いくら家と車と家電製品をもっていても、貧しい人は、貧しい。
その日、その日を生きていくだけで、精一杯という人も少なくない。

 そこで最近では、国の豊かさを測る尺度として、「相対的貧困率」という言葉を使う。
わかりやすく言えば、生活に対する満足度ということになる。

 それによれば、

 メキシコ  ……20・3(満足度が、もっとも低い)
 アメリカ  ……17・1
 トルコ   ……15・9
 アイルランド……15・4
 【日本】  ……15・3
 ポルトガル ……13・7
    ……
    ……
スウェーデン…… 5・3
チェコ   …… 4・3
デンマーク …… 4・3、だ、そうだ。

(OECD24か国平均……10・4)(2005年)

 日本は相対的貧困率でみるかぎり、貧しい国としては、上位5位ということになる。
実際、「ワーキングプア」という言葉があることからもわかるように、この日本には、「働いても、働いても楽になれない」という人たちが、「全体の4分の1、400万世帯もある」(朝日新聞「キーワード」)そうだ。
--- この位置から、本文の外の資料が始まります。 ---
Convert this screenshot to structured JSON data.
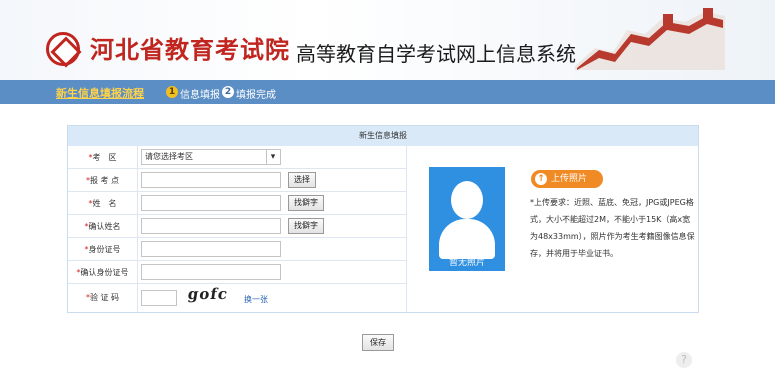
{
  "header": {
    "brand_name": "河北省教育考试院",
    "system_name": "高等教育自学考试网上信息系统"
  },
  "nav": {
    "current_link": "新生信息填报流程",
    "steps": [
      {
        "num": "1",
        "label": "信息填报"
      },
      {
        "num": "2",
        "label": "填报完成"
      }
    ]
  },
  "form": {
    "title": "新生信息填报",
    "fields": [
      {
        "label": "考　区",
        "required": "*",
        "value": "请您选择考区",
        "type": "select"
      },
      {
        "label": "报 考 点",
        "required": "*",
        "value": "",
        "button": "选择"
      },
      {
        "label": "姓　名",
        "required": "*",
        "value": "",
        "button": "找僻字"
      },
      {
        "label": "确认姓名",
        "required": "*",
        "value": "",
        "button": "找僻字"
      },
      {
        "label": "身份证号",
        "required": "*",
        "value": ""
      },
      {
        "label": "确认身份证号",
        "required": "*",
        "value": ""
      },
      {
        "label": "验 证 码",
        "required": "*",
        "value": ""
      }
    ],
    "captcha_text": "gofc",
    "refresh_label": "换一张"
  },
  "photo": {
    "placeholder": "暂无照片",
    "upload_label": "上传照片",
    "upload_icon": "upload-icon",
    "requirements": "*上传要求：近照、蓝底、免冠，JPG或JPEG格式，大小不能超过2M，不能小于15K（高x宽为48x33mm），照片作为考生考籍图像信息保存，并将用于毕业证书。"
  },
  "save_label": "保存",
  "colors": {
    "brand_red": "#c0261f",
    "nav_blue": "#5b8ec4",
    "photo_blue": "#2f8fe0",
    "upload_orange": "#f08a24"
  }
}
 これらの人たちは、最低賃金や、生活保護以下の収入しか得られない人たちという。
つまりその分だけ、所得格差が進んでいる。
ジニ係数(ジニ指数ともいう)でみても、日本は、OECD25か国中、第10位ということになっている。
ジニ係数は、所得のかたよりを測る、「かたより指数」と考えてよい。

 たとえば高所得者の4分の1の世帯が、全所得の4分の3を占め、残りの4分の3の人たちが、残った4分の1の所得を分けあう状態で、ジニ係数は、0・5となる。
日本は、0・314(2005年)である。

 ……そういう意味では、この日本は、たしかに住みにくい国になりつつある。
何をするにも、お金がかかる。どこへ行っても、お金がついて回る。
まさに、マネー、マネー、マネーの国。
お金がないと、それこそ、身動きができない。

 そこで知恵をしぼって、たとえば休日でも、できるだけお金を使わないですまそうとする。
お弁当を用意して、無料の公園を散策したり、山歩きをしたりする。
が、それでもお金がかかる。
どういうわけだか、かかる。
そういうしくみが、できあがってしまっている。

 言いかえると、お金を使わないですまそうと思ったら、家の中で、ゴロゴロしているしかない。
しかしそういう生活を、だれも、豊かな生活とは言わない。
つまり今、日本人の多くが感じている貧困感は、そういうところから生まれている(?)。

 では、どうすれば、豊かに生きられるのか? 
「豊か」というより、「心豊か」と言いかえたほうがよい。

 私なりの実践法を並べてみる。

(1)家族が円満であること。
これは心豊かに生きるための、第一条件。
(2)みなが、健康であること。
これも心豊かに生きるための、第一条件。
かりにだれかが病気であっても、それを前向きに受け入れてしまう。
(3)収入の範囲で、ほどほどの生活をする。
できれば、常に最低限の生活を心がける。
(4)価値観を、(お金)から、(心)と(知恵)に移す。心の豊かさ、知恵の豊かさをもって、「豊か」と判断する。
(5)「私は私」という生き方を貫く。
世間体、見栄、体裁は無視。冠婚葬祭を含めて、儀礼を廃する。
つまり自分と他人を比較しない。

 私はとくに(4)が大切だと思う。
心や知恵は、みがけばみがくほど、そうでない人が、そうでなく見えてくる。
他人に対して優越感をもつことは、好ましいことではないが、しかしそのうち、愚かな人たちを相手にしなくなる。
「私は私」という生きざまを貫きやすくなる。

 ……ともかくも、相対的貧困率が高いということは、けっして望ましいことではない。
社会がそれだけ不安定化することになる。
また国の豊かさというのは、いかに弱者にやさしいかで決まる。
弱者にきびしい国というのは、それだけ未熟な国ということになる。

Hiroshi Hayashi++++++はやし浩司

ジニ指数は以下のようにして、計算する。

Hiroshi Hayashi++++++はやし浩司

**********以下、日本共産党のHPより***********

《ジニ係数の算出方法》

 ジニ係数の算出方法は、次の手順をふんで計算します。

 (1)対象となる集団に含まれるすべての数値間の差の絶対値を合計して、平均する(これを「平均差」という)。

 (2)全体の平均値を計算する。

 (3)平均差を全体の平均値の2倍で割る(2倍で割るのは、ジニ係数を0と1の間に収めるため)。この結果がジニ係数です。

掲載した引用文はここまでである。